Philip Turnbull

Personal information
- Born: 7 April 1879 Cardiff, Wales
- Died: 20 October 1930 (aged 51) Cardiff, Wales

Sport
- Sport: Field hockey

Senior career
- Years: Team / Caps / Goals
- 1908: Cardiff / - / -

National team
- Years: Team / Caps / Goals
- 1908: Wales /  / -

Medal record
Representing Great Britain Wales
Olympic Games
| Bronze medal – third place | 1908 London | Team |

= Philip Turnbull =

Field hockey player

Philip Bernard Turnbull (7 April 1879 - 20 October 1930) was a field hockey player from Wales who competed in the 1908 Summer Olympics and won a bronze medal as a member of the Welsh team.

== Biography ==
Turnbull was born in Cardiff, the son of a shipbuilding business owner at Turnbull Brothers. He was educated at Downside College in Bath.

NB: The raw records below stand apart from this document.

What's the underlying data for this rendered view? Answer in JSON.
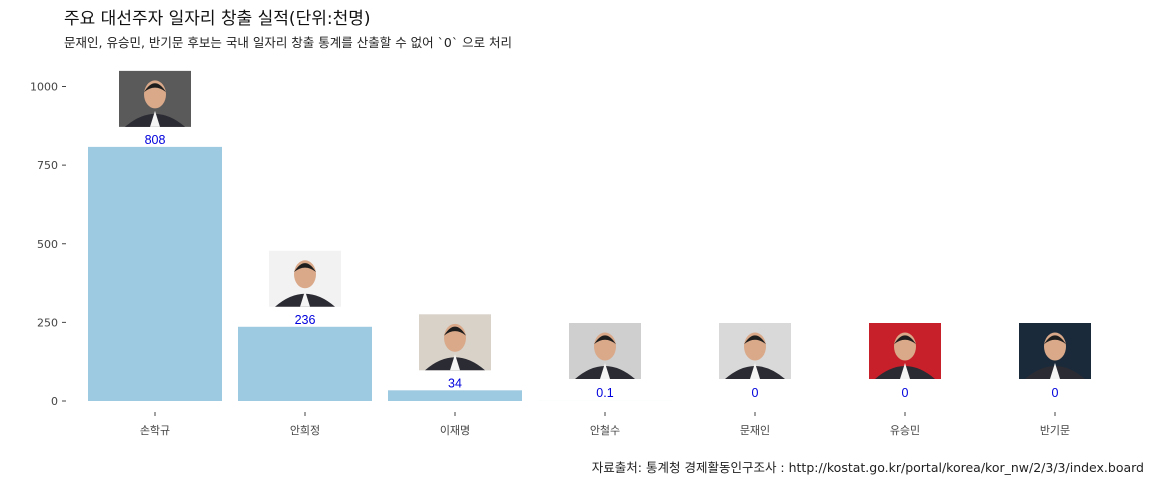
{
  "title": "주요 대선주자 일자리 창출 실적(단위:천명)",
  "subtitle": "문재인, 유승민, 반기문 후보는 국내 일자리 창출 통계를 산출할 수 없어 `0` 으로 처리",
  "caption": "자료출처: 통계청 경제활동인구조사 : http://kostat.go.kr/portal/korea/kor_nw/2/3/3/index.board",
  "chart_data": {
    "type": "bar",
    "title": "주요 대선주자 일자리 창출 실적(단위:천명)",
    "xlabel": "",
    "ylabel": "",
    "categories": [
      "손학규",
      "안희정",
      "이재명",
      "안철수",
      "문재인",
      "유승민",
      "반기문"
    ],
    "values": [
      808,
      236,
      34,
      0.1,
      0,
      0,
      0
    ],
    "value_labels": [
      "808",
      "236",
      "34",
      "0.1",
      "0",
      "0",
      "0"
    ],
    "ylim": [
      0,
      1100
    ],
    "yticks": [
      0,
      250,
      500,
      750,
      1000
    ],
    "grid": false,
    "legend": "none",
    "bar_color": "#9ecae1",
    "label_color": "#0000dd",
    "photo_background_colors": [
      "#5a5a5a",
      "#f2f2f2",
      "#d8d2c8",
      "#cfcfcf",
      "#d9d9d9",
      "#c8202a",
      "#1a2a3a"
    ]
  }
}
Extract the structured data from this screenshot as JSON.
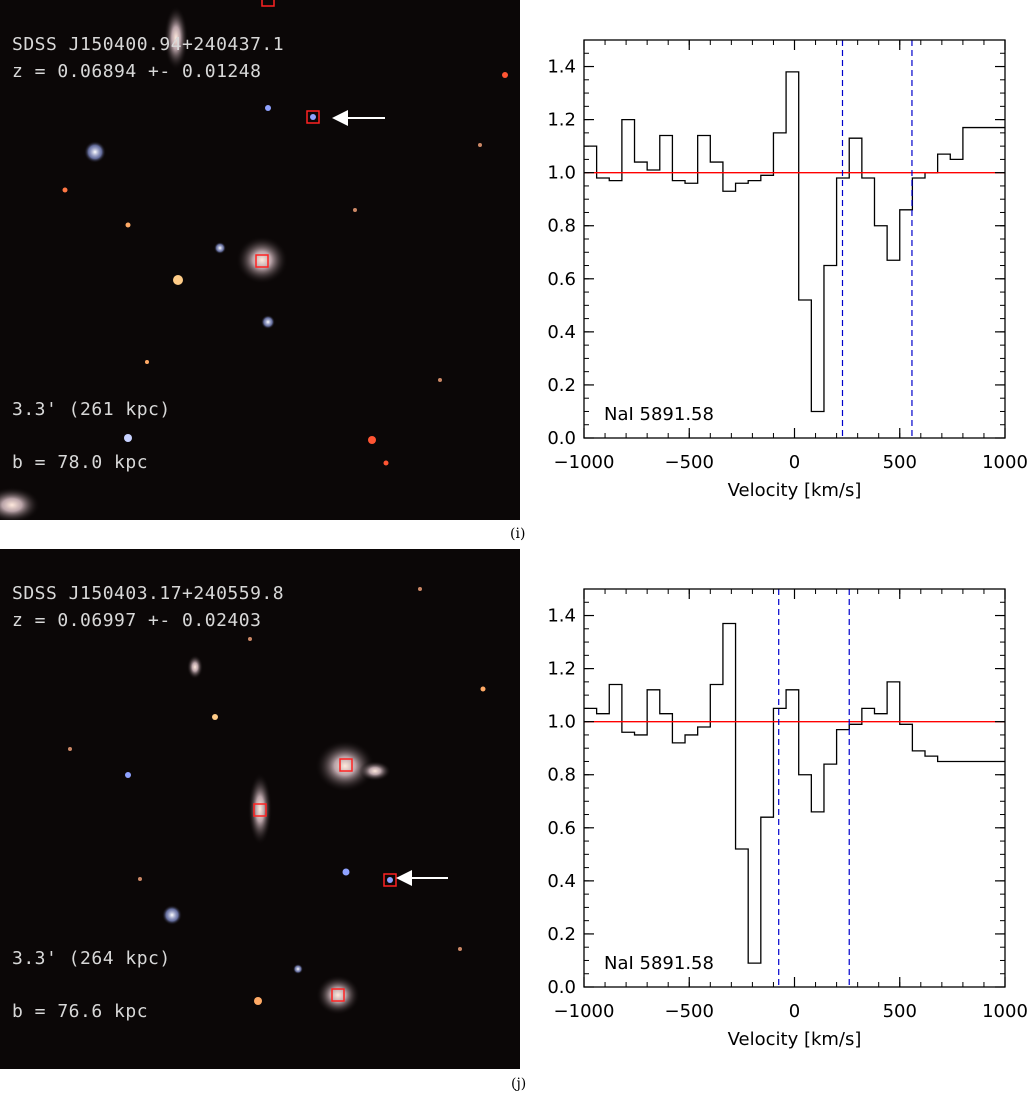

With only six teams participating in the field hockey tournament at the 1908 Olympic Games in London, he represented Wales under the Great British flag, where the team were awarded a bronze medal despite Wales only playing in and losing one match. Both he and his cousin Bertrand Turnbull were in the team.

He played club hockey for Cardiff Hockey Club.

One of his sons, Maurice, played Test cricket for England and rugby union for Wales.